Avrebbe acquistato la Pro Patria cercando di rivenderla immediatamente, Giuseppe Zoppo l’ormai ex-presidente della società calcistica, arrestato ieri mercoledì 6 maggio e ora in carcere a Busto Arsizio. Non essendoci riuscito avrebbe cominciato a svuotare sistematicamente le casse del club portandolo inesorabilmente al fallimento con un passivo micidiale al 31 dicembre 2008 di due milioni di euro, aggravatosi ulteriormente al 31 marzo 2009 fino a toccare i 2,3 milioni di euro. Per sostenere tale montagna di debiti nei confronti di banche e creditori Zoppo, tramite la società Czg Consulting che deteneva l’85% della proprietà, avrebbe compilato due fatture da 350 mila euro che dimostravano crediti nei confronti di una società di sponsorizzazione di Milano, incaricata di reperire pubblicità. Il contratto con tale società però non è mai stato né esibito né trovato nelle varie perquisizioni compiute da parte della Giuardia di Finanza che in questi mesi ha condotto le indagini. Quella appena descritta è solo una delle tante stranezze della gestione Zoppo nella società Pro Patria Srl che appare nell’ordinanza di custodia cautelare in carcere emessa dalla Procura di Busto Arsizio nella persona del Sostituto Procuratore che ha condotto le indagini, Massimo Baraldo.

LA TRUFFA ALLE BANCHE – Secondo la ricostruzione degli inquirenti, non essendo sufficienti le due false fatture, Zoppo era riuscito a farsi aprire presso una banca una nuova linea di credito da 450 mila euro, portando a garanzia un assegno con una cifra identica intestato a una signora che lo Zoppo aveva fatto risultare essere dirigente della Czg Financial. In realtà la signora in questione aveva affidato all’ex-patron della Pro questi soldi perchè li investisse ma in realtà sono stati usati a garanzia di un prestito. Una volta odorata la truffa la donna ha cercato di rientrare in possesso della cifra ma la banca che aveva concesso il credito a Zoppo le ha negato questa possibilità. A questo punto la signora ha denunciato il raggiro mentre ben due banche sono cadute nella truffa.

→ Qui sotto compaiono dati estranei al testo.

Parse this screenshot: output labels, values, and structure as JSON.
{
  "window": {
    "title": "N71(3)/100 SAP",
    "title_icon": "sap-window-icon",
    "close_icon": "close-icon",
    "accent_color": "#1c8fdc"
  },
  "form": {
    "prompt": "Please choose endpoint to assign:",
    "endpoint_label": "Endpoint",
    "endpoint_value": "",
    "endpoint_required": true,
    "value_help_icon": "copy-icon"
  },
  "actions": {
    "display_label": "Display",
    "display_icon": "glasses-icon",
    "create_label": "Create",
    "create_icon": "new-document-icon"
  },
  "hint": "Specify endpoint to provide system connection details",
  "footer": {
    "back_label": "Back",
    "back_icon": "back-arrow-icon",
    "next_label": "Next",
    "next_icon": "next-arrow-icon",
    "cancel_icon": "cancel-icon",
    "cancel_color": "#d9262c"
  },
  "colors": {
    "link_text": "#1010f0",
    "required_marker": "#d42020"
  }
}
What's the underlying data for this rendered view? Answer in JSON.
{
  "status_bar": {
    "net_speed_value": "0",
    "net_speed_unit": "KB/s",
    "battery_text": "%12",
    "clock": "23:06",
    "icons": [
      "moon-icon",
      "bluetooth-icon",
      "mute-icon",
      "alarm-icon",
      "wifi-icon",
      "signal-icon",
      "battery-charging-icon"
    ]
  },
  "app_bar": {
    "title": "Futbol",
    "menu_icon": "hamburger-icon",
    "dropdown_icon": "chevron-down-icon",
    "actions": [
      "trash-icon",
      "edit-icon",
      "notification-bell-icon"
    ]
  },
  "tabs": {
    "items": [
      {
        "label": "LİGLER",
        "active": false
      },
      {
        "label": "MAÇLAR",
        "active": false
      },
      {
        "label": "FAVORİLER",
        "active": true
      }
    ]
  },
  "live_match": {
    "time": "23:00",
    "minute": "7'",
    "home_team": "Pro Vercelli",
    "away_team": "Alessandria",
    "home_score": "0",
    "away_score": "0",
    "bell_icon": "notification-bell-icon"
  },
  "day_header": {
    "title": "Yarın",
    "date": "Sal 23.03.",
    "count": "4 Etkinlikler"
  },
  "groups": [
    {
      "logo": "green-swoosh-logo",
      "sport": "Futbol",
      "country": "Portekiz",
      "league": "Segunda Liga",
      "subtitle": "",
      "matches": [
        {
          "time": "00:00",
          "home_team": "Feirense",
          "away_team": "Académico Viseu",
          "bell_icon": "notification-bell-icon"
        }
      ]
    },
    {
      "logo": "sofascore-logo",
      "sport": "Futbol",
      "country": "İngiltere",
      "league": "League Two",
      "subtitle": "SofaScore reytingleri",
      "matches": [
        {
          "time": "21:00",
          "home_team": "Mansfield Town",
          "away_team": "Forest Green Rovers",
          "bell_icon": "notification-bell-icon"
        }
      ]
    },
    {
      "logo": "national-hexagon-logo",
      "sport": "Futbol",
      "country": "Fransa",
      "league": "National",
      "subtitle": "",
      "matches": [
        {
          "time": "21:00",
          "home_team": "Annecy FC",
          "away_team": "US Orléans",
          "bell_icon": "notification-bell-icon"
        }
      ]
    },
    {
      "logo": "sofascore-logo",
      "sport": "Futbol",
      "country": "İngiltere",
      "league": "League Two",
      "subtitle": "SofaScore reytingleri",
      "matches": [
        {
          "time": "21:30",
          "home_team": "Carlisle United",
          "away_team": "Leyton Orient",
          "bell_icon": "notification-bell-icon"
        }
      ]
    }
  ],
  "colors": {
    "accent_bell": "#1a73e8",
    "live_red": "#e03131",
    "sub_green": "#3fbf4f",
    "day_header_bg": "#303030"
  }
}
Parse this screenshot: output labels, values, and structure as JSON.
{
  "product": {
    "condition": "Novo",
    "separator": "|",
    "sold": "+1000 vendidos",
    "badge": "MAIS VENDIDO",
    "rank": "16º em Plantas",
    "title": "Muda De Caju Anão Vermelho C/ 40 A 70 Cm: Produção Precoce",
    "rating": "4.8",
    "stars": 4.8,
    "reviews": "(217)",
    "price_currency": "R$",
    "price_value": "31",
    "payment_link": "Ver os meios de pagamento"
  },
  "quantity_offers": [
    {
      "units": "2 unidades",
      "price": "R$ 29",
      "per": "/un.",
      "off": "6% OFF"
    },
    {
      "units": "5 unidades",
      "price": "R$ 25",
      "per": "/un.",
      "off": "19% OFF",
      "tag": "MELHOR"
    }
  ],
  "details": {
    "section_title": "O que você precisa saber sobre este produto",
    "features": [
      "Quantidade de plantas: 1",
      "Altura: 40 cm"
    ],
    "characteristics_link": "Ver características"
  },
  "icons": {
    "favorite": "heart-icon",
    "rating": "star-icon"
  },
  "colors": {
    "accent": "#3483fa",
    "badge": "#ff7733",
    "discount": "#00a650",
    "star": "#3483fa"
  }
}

OPERAZIONE TONELLOTTO – Diverse, inoltre, le distrazioni di fondi accertate dalle Fiamme Gialle da parte di Zoppo ai danni della società tigrotta per un totale che ammonta a 330 mila euro, soldi che in parte avrebbe utilizzato per effettuare pagamenti in nero. Dalle indagini e dagli interrogatori ai soci e ai dipendenti della Pro Patria emerge un quadro agghiacciante della gestione delle liquidità. Zoppo era uso farsi consegnare gli incassi delle partite direttamente brevi manu senza versare un euro in banca, inoltre dei 350 mila euro da pagare ai precedenti titolari del pacchetto di maggioranza, la famiglia Vender, solo 100 mila erano stati effettivamente versati mentre ben 141 mila euro provenienti dalle quote versate dagli altri due soci Cerboni e Scaburri sarebbero stati distratti. Zoppo aveva tentato anche di vendere il 50% della società all’imprenditore veneto Flaviano Tonellotto, noto per aver fatto fallire altre società in passato, all’incredibile cifra di 2,5 milioni di euro; d’altro canto Tonellotto offriva come garanzia un immobile ipotecato.

I PICCOLI CREDITORI – Molte inoltre sono le aziende, gli esercizi commerciali, i proprietari di case che vantano crediti nei confronti della defunta società e sono numerose le istanze di fallimento presentate in tribunale a Busto Arsizio: si va dalla piccola farmacia a cui non sono stati pagati 700 euro di medicinali, al ristorante dove la squadra aveva un conto aperto fino all’albergo dei ritiri, passando per i giardinieri che curano il manto dello Speroni. Inclusi nel grande crack ci sono anche i club dai quali sono stati acquistati i giocatori e anche gli stessi atleti che non percepiscono più lo stipendio da mesi, oltre all’istituto di previdenza degli stessi calciatori e alle banche verso le quali la società si è esposta. A partire da novembre 2008 i pagamenti della maggior parte di questi è stata sospesa e quando Zoppo vergava di suo pugno gli assegni per tenerli buoni, questi risultavano regolarmente scoperti o protestati.